I still have doubts about potential bugs and whether the QA tests cover all critical scenarios
I opposed this, insisting I would take responsibility and lead the delivery
Despite my confidence, I’m now questioning whether we’ve done enough to mitigate risks before moving to production.
Pick a lane.
Either you think the product is ready for delivery, or you don't. But you're thinking one thing and telling your lead something else (to the point of overriding them and taking on all the responsibility for the failures that can ensue).
You're flitting between contradictory stances and the only consistent behavior I see from you is rejecting doing what you're supposed to do.
- You skipped testing during development,
- You relied on tests that you now tell us you think don't actually cover everything,
- When given extra time to address those concerns you dismiss them and double down against not only your own judgment but that of your tech lead
- You're now rushing to ensure stability and minimize risks, still somehow glossing over the option of writing the tests that you've so far refused to write since the beginning.

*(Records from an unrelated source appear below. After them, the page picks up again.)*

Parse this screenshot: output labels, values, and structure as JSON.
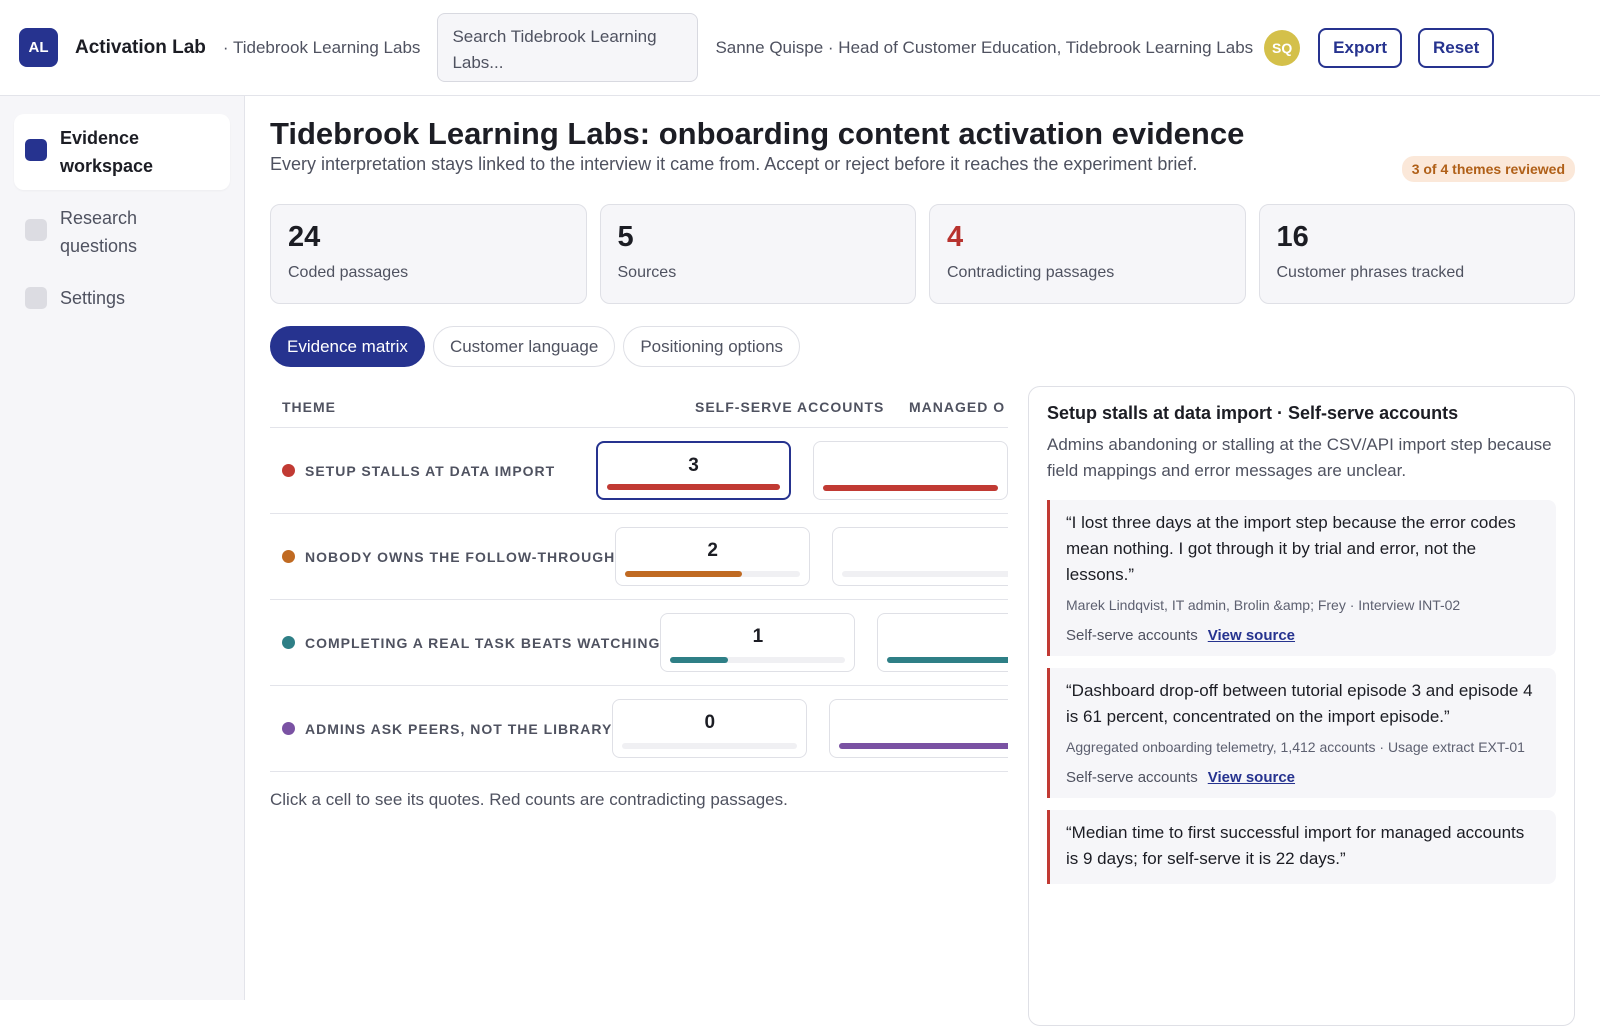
{
  "topbar": {
    "logo": "AL",
    "app_name": "Activation Lab",
    "org": "· Tidebrook Learning Labs",
    "search_placeholder": "Search Tidebrook Learning Labs...",
    "user": "Sanne Quispe · Head of Customer Education, Tidebrook Learning Labs",
    "avatar": "SQ",
    "export_label": "Export",
    "reset_label": "Reset"
  },
  "sidebar": {
    "items": [
      {
        "label": "Evidence workspace",
        "active": true
      },
      {
        "label": "Research questions",
        "active": false
      },
      {
        "label": "Settings",
        "active": false
      }
    ]
  },
  "page": {
    "title": "Tidebrook Learning Labs: onboarding content activation evidence",
    "subtitle": "Every interpretation stays linked to the interview it came from. Accept or reject before it reaches the experiment brief.",
    "review_badge": "3 of 4 themes reviewed"
  },
  "stats": [
    {
      "value": "24",
      "label": "Coded passages"
    },
    {
      "value": "5",
      "label": "Sources"
    },
    {
      "value": "4",
      "label": "Contradicting passages"
    },
    {
      "value": "16",
      "label": "Customer phrases tracked"
    }
  ],
  "tabs": [
    {
      "label": "Evidence matrix",
      "active": true
    },
    {
      "label": "Customer language",
      "active": false
    },
    {
      "label": "Positioning options",
      "active": false
    }
  ],
  "matrix": {
    "headers": {
      "theme": "THEME",
      "col_a": "SELF-SERVE ACCOUNTS",
      "col_b": "MANAGED O"
    },
    "rows": [
      {
        "theme": "SETUP STALLS AT DATA IMPORT",
        "color": "#c13a33",
        "count_a": "3",
        "fill_a": 1.0,
        "fill_b": 1.0
      },
      {
        "theme": "NOBODY OWNS THE FOLLOW-THROUGH",
        "color": "#c06a22",
        "count_a": "2",
        "fill_a": 0.67,
        "fill_b": 0.0
      },
      {
        "theme": "COMPLETING A REAL TASK BEATS WATCHING",
        "color": "#2e7f86",
        "count_a": "1",
        "fill_a": 0.33,
        "fill_b": 1.0
      },
      {
        "theme": "ADMINS ASK PEERS, NOT THE LIBRARY",
        "color": "#7a52a3",
        "count_a": "0",
        "fill_a": 0.0,
        "fill_b": 1.0
      }
    ],
    "note": "Click a cell to see its quotes. Red counts are contradicting passages."
  },
  "detail": {
    "title": "Setup stalls at data import · Self-serve accounts",
    "description": "Admins abandoning or stalling at the CSV/API import step because field mappings and error messages are unclear.",
    "quotes": [
      {
        "text": "“I lost three days at the import step because the error codes mean nothing. I got through it by trial and error, not the lessons.”",
        "source": "Marek Lindqvist, IT admin, Brolin &amp; Frey · Interview INT-02",
        "segment": "Self-serve accounts",
        "link": "View source"
      },
      {
        "text": "“Dashboard drop-off between tutorial episode 3 and episode 4 is 61 percent, concentrated on the import episode.”",
        "source": "Aggregated onboarding telemetry, 1,412 accounts · Usage extract EXT-01",
        "segment": "Self-serve accounts",
        "link": "View source"
      },
      {
        "text": "“Median time to first successful import for managed accounts is 9 days; for self-serve it is 22 days.”",
        "source": "",
        "segment": "",
        "link": ""
      }
    ]
  },
  "colors": {
    "accent": "#26338f",
    "contradict": "#b8332f"
  }
}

Based on what you've presented, your development style is best described by that of an unguided projectile. You make erratic decisions, don't consider the long term ramifications, and state the opposite of what you believe when communicating to your lead.
What are the best steps to ensure stability and minimize risks at this stage, given the limited testing?
Write the damn tests.
Why do we test things? To make sure that they behave according to specifications.

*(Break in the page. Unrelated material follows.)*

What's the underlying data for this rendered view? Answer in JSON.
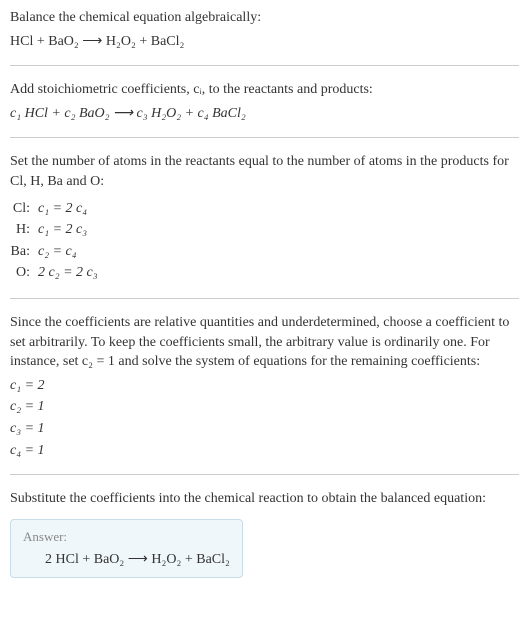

How do we ensure that things behave according to specifications? We write tests.
You're asking how to confirm that things conform to specifications, but somehow still aren't thinking of writing the tests that confirm this. What answer are you waiting for, because clearly you're ignoring the answer that you already know.
How can I better handle similar situations in the future to balance delivery speed with quality assurance?

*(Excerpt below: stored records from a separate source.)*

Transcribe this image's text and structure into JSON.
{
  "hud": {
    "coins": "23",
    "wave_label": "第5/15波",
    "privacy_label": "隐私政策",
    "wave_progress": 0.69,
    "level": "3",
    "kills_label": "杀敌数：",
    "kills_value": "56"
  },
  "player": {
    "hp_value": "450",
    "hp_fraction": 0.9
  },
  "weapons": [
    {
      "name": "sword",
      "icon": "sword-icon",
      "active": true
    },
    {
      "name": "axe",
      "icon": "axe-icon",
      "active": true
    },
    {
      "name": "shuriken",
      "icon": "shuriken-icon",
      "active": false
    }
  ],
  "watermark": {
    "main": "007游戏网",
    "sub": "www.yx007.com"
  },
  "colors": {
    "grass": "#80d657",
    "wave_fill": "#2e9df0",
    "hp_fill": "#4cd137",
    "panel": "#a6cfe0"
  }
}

Let's start with low hanging fruit: if a lead is telling you that they're okay with delaying the deadline to address concrete concerns with the project, concerns that you very much believe to be true, why on Earth would you reject that?
That's not a balancing issue, that's just outright doing the opposite of what you believe and effectively undermining your entire team's project.
For the future, I think you need to revisit why you think tests need to be written in the first place. I can explain my take on it (which I will), but I can't make you believe/understand it; that part is up to you.
While writing tests adds an additional upfront cost to development, they start paying dividends in the future when you start debugging/maintaining/refactoring your codebase. Don't trick yourself into thinking that you'll do it perfectly the first time. You will need to revisit your logic. You will break things when making those changes. You will fail to catch those introduced bugs if you rely solely on your ability to not make mistakes. The tests that you will already have written by the time you're in that stage will tell you exactly what you've broken.
The upfront cost of writing the tests pales in comparison to the added effort from all the extra bugs and difficulties with debugging that you'd suffer from the lack of tests. For any business application with a sustained lifespan, tests are essential to keeping the codebase maintainable.
If a codebase is not maintainable, the application dies and a new one has to be built from scratch. Not only is this a tremendous waste of effort, it will take a long time of developers needing to deal with an unmaintainable mess before anyone will greenlight any rewriting effort (if ever).
If a contractor builds a house that ends up collapsing in on itself two years into the build, the contractor is to blame. "The customer asked me to rush the build" is not a valid excuse for the contractor to build a shoddy house.
Do not undercut the quality of your codebase, because you will cause suffering for anyone who has to maintain your messy results. That will be you and/or your coworkers.